After the Tony Awards, comes the reckoning, as fading shows that came away empty-handed fold up their tents. Thank heaven for little girls? In the case of Gigi, with High School Musical star Vanessa Hudgens, the answer would be “no.” Girls little and big failed to materialize at the boxoffice, further proving that reviving a flop musical, even one based on an Oscar-winning movie, will more than likely result in a flop musical revival. See also Side Show, a far worthier revival–or, rather, don’t see, as that closed months ago. (But you might want to give a listen to the cast album.)
“I’m unkillable,” declares Claire Zachanassian, at the top of The Visit. Not quite–the swan song for the legendary team of John Kander and Fred Ebb, the geniuses behind Cabaret and Chicago, closes tomorrow after a lengthy gestation that began in Chicago in 2001 and a short run on Broadway. I get it–there’s dark and there’s The Visit, based on an acclaimed play by Friedrich DÁ¼rrenmatt that provides only the coldest of comfort for audiences. (There’s a less-than-classic 1964 film version with Ingrid Bergman and Anthony Quinn, which is hard to find outside of occasional Fox Movie Channel airings.) Claire, the world’s richest woman after multiple marriages, returns to the Swiss town of her birth, which has fallen on hard times since her departure. The man of her youthful dreams, Anton (Roger Rees, who subsequently left the production due to illness), has fallen harder than most, into a long-since-loveless marriage and dissipation. The town is cheered to learn that Claire is soon to return, but the joy sours when she arrives with her weird “entourage,” including masked eunuchs, a body part or two missing, and a disdain for her hometown–exemplified by Anton, a once-promising lad who ditched her. Claire offers the town fathers a deal–a billion dollars to revivify the place and its residents, if they kill Anton for her.

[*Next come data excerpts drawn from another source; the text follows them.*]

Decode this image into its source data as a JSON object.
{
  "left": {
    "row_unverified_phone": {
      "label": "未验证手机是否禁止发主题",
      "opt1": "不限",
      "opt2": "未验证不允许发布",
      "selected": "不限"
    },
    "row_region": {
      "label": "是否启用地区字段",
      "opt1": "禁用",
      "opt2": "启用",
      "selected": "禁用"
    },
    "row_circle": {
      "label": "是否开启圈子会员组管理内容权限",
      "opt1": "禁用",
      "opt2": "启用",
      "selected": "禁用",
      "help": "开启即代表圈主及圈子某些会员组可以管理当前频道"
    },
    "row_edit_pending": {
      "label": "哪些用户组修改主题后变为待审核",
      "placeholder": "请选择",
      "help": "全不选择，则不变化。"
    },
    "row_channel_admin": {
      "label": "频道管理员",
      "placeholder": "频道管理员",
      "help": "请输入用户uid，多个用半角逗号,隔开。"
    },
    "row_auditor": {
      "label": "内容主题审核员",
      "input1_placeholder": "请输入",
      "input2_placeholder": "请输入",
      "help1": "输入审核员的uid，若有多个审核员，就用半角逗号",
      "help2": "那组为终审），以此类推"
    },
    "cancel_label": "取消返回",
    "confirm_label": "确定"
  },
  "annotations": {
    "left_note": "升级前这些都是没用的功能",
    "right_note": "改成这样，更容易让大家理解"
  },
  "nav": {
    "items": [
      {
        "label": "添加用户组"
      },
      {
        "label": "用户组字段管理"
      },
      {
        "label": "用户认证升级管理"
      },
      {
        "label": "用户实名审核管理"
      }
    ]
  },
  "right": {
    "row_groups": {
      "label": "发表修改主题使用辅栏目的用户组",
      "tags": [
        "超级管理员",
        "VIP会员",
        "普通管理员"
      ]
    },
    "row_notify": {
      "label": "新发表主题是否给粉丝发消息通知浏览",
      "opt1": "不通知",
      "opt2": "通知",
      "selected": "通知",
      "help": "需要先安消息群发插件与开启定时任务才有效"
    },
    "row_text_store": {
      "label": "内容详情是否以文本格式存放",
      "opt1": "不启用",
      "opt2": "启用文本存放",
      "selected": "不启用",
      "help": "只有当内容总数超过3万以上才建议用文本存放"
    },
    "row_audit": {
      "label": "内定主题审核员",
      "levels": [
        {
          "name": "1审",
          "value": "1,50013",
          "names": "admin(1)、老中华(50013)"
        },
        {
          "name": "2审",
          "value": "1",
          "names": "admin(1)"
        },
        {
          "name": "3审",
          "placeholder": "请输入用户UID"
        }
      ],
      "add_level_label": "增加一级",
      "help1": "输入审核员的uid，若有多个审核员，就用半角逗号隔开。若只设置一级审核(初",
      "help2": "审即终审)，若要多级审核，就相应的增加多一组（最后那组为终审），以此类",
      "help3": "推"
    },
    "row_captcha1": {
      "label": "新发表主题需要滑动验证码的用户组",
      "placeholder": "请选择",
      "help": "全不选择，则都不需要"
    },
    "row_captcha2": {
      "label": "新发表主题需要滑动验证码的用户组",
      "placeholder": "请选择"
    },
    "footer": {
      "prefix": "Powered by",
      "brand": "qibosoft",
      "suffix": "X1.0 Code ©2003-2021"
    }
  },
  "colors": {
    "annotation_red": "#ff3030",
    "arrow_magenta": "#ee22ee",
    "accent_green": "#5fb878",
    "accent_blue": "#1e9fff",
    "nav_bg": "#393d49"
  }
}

Greed seeps in, insidiously replacing the initial revulsion toward the offer. Gradually The Visit, one part satiric comedy and one part horror show, with a coffin as its central design element, becomes something unexpected–a love story, as Claire and Anton reunite, in a way, in these fraught circumstances. There’s more than a hint of Poe in the proceedings, as a kind of love-death settles over the musical.
And, yes, it is a musical. While Claire may be somewhat feeble in body, Rivera, all 82 years of her, is still capable of an eight-show week, and does more with less, with just a few (and just enough) steps transforming the solo “Love and Love Alone” into a standard-to-be. “Yellow Shoes,” as the townspeople succumb to promises of consumer riches, is the sort of acrid musical comedy number the composers are known for, and I particularly liked “A Car Ride,” where Anton and his family recapture some of their faded gusto at the 11th hour. Best known for his no-frills Sweeney Todd revival, director John Doyle keeps the material spare, direct…and unlovable, or, rather, as lovable as a serpent, at a safe distance. I’ll miss it as it slithers off to what I hope will be future productions.
As the British invasion swept away all comers in plays, Hand to God is still keeping a hand in, and has announced ticket sales through January. That may be optimistic as summer months hostile to much besides brand names loom, but I like its gumption. And I like the show, starting with its marquee at the Booth, which announces “A New American Play!”–cocking a puppety finger at the oh-so-English The Audience right next door. Just thinking about that makes me grin. (Also the name of its very “hands on” director, Moritz von Stuelpnagel, which, I say with affection, is like something out of the Marx Brothers.)
And I like the play, a kind of mashup of Avenue Q and The Exorcist. Imported to Broadway after successful runs Off, Robert Askins’ black comedy centers on misfit teen Jason (Steven Boyer), whose concerned if disaster-prone mother Margery (Geneva Carr) has stuck him in a puppet-making class at the local church in the Texas town where they’ve relocated following the death of his father. Repressed desires seethe at the ministry, however, as Pastor Greg (Marc Kudisch, in a change of pace from his musical leads) sweet talks Margery, and an oafish bully Jason’s age, Timothy (Michael Oberholtzer), goes even further. Erupting from this uncomfortable stew is Jason’s project, the sock puppet Tyrone, who cuts through all the crap with his four-letter explosions and sociopathic behavior, including a spectacularly funny makeover of Beowulf Boritt’s basement set. Can fellow withdrawn student Jessica (Sarah Stiles) save Jason from a love affair with his hand even stronger than the one that grips every teenage boy?
Elements of Hand to God are second-hand–the bloodshed is right from Martin McDonagh’s handbook of shock. But Askins offers a corrosive social vision of benighted Texas towns not unlike his own, tempered with a certain affection for residents trying to do the best they can under unusual duress, real and fabricated. It is very funny, and Boyer, leading a cast that’s game for any assault, goes all in as the tormented Jason and his tormenting alter-ego. May it hold on more than by a finger.